冷却水交換後に電動ファンが回らない主な原因
冷却水交換後に電動ファンが作動しない場合、まず考えられるのは冷却系統内のエア残りです。冷却水路に空気が残っていると、水温センサー周辺まで正しく冷却水が循環せず、ファン作動の判断が正常に行われない場合があります。
特にDA17Vのような軽自動車では、冷却水交換後のエア抜きが不十分だと、ヒーターの効きが悪くなったり、水温が安定しなかったりすることがあります。
ただし、アッパーホースとロアホースの両方が熱くなっている場合は、冷却水自体はある程度循環している可能性があります。そのため、エアだけでなく別の原因も確認する必要があります。
電動ファンが作動する温度まで上がっているか確認する
電動ファンはエンジン始動直後や一定時間経過後に必ず回るものではありません。冷却水温がファン作動温度まで上昇した時に、ECUが判断して作動させます。

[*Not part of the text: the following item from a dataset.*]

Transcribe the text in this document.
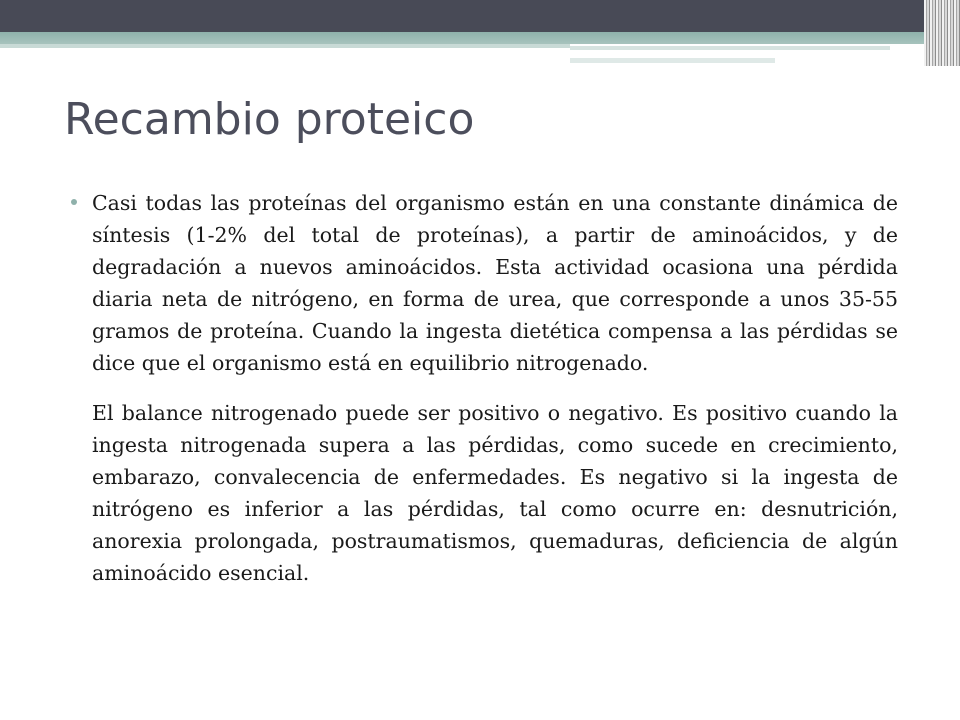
Recambio proteico

Casi todas las proteínas del organismo están en una constante dinámica de síntesis (1-2% del total de proteínas), a partir de aminoácidos, y de degradación a nuevos aminoácidos. Esta actividad ocasiona una pérdida diaria neta de nitrógeno, en forma de urea, que corresponde a unos 35-55 gramos de proteína. Cuando la ingesta dietética compensa a las pérdidas se dice que el organismo está en equilibrio nitrogenado.

El balance nitrogenado puede ser positivo o negativo. Es positivo cuando la ingesta nitrogenada supera a las pérdidas, como sucede en crecimiento, embarazo, convalecencia de enfermedades. Es negativo si la ingesta de nitrógeno es inferior a las pérdidas, tal como ocurre en: desnutrición, anorexia prolongada, postraumatismos, quemaduras, deficiencia de algún aminoácido esencial.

例えば、外気温が低い状態で2000回転程度で30分ほど暖機していても、走行風がない状態や冷却効率によっては、ファン作動条件に達していない可能性があります。
水温を正確に確認するには、OBD診断機などで実際の水温を確認する方法が有効です。メーターの水温表示だけでは細かな温度変化を判断できない場合があります。
水温センサーやファン制御系統の点検ポイント
バッテリーから直接電源を入れて電動ファンが回る場合、ファンモーター自体は正常である可能性が高くなります。その場合は、ファンへ電気を送る制御側の確認が必要です。
確認するポイントとして、以下の部品があります。
- 水温センサー
- ファンリレー
- ヒューズ
- 配線やカプラー
- ECUからの制御信号
例えば、水温センサーが実際より低い温度として信号を送っている場合、エンジンが高温でもECUが「まだファンは不要」と判断してしまうことがあります。
冷却水交換後のエア抜きが不十分な場合の症状
冷却水交換後にエアが残っている場合、いくつか特徴的な症状が出ます。
- ヒーターから温風が安定して出ない
- 冷却水の水位が後から下がる
- ゴボゴボという水流音がする
- 水温が急に変化する
エア抜きを行う場合は、リザーブタンクだけではなく、冷却水経路全体から空気を抜く必要があります。車種によってはエア抜きに時間がかかる場合があります。
また、冷却水交換直後は一度エンジンを冷ましてから冷却水量を再確認することも重要です。エアが抜けたことで水位が変化することがあります。
DA17Vで電動ファンが回らない場合に確認する順番
原因を特定するためには、以下の順番で確認すると効率的です。
- 冷却水量が適正か確認する
- エア抜きが十分か確認する
- 実際の水温を確認する
- ヒューズとリレーを点検する
- 水温センサーの信号を確認する
例えば、ファンを直結して回る場合でも、ファンが壊れていないと判断して終わりではありません。ファンを動かす指令が出ているか、その途中の部品に問題がないかを確認することが大切です。
まとめ|DA17Vの電動ファン不作動は原因を順番に切り分けることが重要
DA17Vで冷却水交換後に電動ファンが回らない場合、エア抜き不足だけでなく、水温センサーやリレー、制御系統など複数の原因が考えられます。
バッテリー直結でファンが回る場合はモーター故障の可能性は低く、制御側を重点的に確認すると原因を見つけやすくなります。
オーバーヒートを防ぐためにも、単純にファンが回らない状態で走行を続けず、水温確認や冷却系統の点検を行いながら原因を特定することが大切です。